COVID-19 crisis weighs on thematic ETFs
The Disruptive Technology category represents US$18 billion —73% of thematic ETF assets — and includes Connectivity, Digital Content, and Robotics. The People & Demographics category has a modest US$2.6 billion, and the Physical Environment category had US$4.2 billion.
“Within the disruptive technology category, there were both asset-growing and asset-declining mega-themes,” Rosenbluth said. While assets in connectivity-focused ETFs surged from US$3.6 billion to US$4.0 billion over the first quarter, robotic funds shrank from US$3.2 billion to US$2.4 billion.
Under the Connectivity mega-theme, he highlighted the Defiance Next Gen Connectivity (FIVG) and First Trust Indxx NextG ETF (NXTG) ETFs, both of which invest in companies that capitalize on a long-term trend toward 5G communications through research and development or commercialization of systems and materials that support the technology.
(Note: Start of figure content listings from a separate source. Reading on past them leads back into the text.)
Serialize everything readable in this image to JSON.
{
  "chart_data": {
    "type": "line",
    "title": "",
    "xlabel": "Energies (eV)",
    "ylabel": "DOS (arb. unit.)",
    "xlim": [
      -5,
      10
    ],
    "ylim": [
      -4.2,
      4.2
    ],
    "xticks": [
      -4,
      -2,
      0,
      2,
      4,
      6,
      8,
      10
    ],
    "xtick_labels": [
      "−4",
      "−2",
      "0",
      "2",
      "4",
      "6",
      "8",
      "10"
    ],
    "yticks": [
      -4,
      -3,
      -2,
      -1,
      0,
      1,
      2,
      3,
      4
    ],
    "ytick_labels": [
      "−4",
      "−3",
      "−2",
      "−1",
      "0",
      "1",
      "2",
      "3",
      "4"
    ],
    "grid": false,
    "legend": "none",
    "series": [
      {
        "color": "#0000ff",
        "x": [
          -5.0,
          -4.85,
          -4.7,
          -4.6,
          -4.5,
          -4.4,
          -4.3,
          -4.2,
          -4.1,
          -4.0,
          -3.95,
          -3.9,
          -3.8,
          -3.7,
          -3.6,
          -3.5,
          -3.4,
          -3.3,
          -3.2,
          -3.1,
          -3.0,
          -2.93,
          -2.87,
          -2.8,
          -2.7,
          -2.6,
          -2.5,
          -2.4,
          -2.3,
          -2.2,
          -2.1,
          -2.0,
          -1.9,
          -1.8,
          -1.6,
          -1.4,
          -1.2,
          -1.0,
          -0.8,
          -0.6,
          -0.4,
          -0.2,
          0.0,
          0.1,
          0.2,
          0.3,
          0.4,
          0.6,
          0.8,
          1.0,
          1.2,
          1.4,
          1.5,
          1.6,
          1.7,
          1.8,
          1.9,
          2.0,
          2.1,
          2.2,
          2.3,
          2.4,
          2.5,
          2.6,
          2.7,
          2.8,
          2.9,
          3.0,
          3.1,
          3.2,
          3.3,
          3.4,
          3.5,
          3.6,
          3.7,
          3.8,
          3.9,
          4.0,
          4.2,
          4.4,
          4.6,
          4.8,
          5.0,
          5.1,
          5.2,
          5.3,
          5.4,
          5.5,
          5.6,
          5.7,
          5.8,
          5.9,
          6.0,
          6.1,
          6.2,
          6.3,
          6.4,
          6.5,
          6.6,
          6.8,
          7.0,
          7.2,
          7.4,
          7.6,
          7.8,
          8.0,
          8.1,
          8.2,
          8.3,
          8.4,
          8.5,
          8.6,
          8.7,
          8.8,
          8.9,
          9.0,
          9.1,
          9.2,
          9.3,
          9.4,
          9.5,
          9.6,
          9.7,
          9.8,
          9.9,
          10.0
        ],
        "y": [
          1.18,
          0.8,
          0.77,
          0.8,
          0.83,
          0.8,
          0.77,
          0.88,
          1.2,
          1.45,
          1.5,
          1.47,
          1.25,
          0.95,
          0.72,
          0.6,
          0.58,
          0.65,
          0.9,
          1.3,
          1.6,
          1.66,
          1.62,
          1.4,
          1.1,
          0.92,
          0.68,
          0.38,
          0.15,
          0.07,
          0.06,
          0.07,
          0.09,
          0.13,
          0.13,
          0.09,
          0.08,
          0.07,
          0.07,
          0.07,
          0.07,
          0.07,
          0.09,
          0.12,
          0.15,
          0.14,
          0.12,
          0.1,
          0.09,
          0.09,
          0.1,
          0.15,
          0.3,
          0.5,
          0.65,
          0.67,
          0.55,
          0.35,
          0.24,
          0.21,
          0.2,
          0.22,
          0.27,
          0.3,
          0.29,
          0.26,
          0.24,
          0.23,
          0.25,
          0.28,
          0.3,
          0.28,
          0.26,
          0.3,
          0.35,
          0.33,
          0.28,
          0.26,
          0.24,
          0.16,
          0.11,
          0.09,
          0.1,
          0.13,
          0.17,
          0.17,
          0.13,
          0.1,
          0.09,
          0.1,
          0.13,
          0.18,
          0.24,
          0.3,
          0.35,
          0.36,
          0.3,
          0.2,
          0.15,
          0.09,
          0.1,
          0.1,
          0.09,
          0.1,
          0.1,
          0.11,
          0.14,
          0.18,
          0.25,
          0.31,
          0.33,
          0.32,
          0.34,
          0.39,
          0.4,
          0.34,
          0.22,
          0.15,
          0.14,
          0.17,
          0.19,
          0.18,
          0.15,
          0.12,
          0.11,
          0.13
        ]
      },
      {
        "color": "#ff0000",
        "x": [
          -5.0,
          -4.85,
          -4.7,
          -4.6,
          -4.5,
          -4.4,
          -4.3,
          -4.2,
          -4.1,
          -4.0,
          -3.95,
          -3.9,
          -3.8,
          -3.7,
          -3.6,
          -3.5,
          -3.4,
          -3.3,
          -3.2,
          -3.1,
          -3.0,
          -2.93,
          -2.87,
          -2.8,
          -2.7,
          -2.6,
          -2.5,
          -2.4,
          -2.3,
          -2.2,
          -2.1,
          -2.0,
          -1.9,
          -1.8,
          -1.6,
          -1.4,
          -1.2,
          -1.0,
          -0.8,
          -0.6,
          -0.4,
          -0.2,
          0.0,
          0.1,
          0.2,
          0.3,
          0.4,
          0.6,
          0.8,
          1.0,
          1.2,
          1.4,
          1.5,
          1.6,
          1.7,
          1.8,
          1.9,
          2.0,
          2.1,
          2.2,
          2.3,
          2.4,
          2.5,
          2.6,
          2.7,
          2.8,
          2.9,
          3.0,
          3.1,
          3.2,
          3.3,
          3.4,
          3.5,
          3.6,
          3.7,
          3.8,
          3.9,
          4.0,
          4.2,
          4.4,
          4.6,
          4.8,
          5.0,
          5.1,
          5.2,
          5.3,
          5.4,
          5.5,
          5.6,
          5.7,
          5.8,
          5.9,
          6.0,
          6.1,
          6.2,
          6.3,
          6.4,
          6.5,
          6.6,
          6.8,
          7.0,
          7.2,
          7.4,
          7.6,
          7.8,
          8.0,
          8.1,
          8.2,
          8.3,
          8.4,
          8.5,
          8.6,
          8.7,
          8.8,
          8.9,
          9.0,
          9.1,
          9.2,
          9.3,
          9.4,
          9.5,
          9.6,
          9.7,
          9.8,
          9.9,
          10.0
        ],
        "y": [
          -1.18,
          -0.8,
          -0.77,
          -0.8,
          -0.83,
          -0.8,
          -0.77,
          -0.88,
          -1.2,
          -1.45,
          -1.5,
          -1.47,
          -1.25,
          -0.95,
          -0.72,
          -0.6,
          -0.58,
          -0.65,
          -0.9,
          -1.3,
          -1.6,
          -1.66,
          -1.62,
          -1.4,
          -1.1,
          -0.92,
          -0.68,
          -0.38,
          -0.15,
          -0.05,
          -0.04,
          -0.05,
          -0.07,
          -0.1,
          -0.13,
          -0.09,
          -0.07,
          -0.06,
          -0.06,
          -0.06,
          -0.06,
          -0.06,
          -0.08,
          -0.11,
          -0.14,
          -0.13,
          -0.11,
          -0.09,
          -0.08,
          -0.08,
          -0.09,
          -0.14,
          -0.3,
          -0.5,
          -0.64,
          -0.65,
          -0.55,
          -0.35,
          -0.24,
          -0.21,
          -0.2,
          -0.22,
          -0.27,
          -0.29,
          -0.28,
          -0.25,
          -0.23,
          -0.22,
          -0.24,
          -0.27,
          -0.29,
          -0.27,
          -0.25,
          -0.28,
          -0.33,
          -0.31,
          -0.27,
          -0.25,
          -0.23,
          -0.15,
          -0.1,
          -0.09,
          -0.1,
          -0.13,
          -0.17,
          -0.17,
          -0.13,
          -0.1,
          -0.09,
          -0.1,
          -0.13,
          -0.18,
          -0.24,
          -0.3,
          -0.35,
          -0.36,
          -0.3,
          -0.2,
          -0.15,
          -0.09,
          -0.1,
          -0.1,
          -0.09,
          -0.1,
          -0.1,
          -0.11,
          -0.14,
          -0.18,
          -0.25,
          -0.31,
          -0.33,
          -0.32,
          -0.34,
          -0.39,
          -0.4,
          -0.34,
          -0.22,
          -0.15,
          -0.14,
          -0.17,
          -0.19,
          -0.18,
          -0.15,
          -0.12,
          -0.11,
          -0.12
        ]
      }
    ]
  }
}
“The broad adoption of 5G technology is expected to transform work practices and daily life by providing faster speeds, better functionality, and lower latency,” Rosenbluth said.
The pressure on robotics funds, meanwhile, was felt particularly by the category’s two leading products. The Global X Robotics & Artificial Intelligence (BOTZ) ETF shriveled from US$1.5 billion to US$1.1 billion in assets as it sustained US$170 million in net outflows. The ROBO Global Robotics and Automation Index ETF (ROBO) was tossed out of the billionaire’s circle, going from US$1.3 billion to US$922 million in assets due partly to redemptions amounting to US$111 million.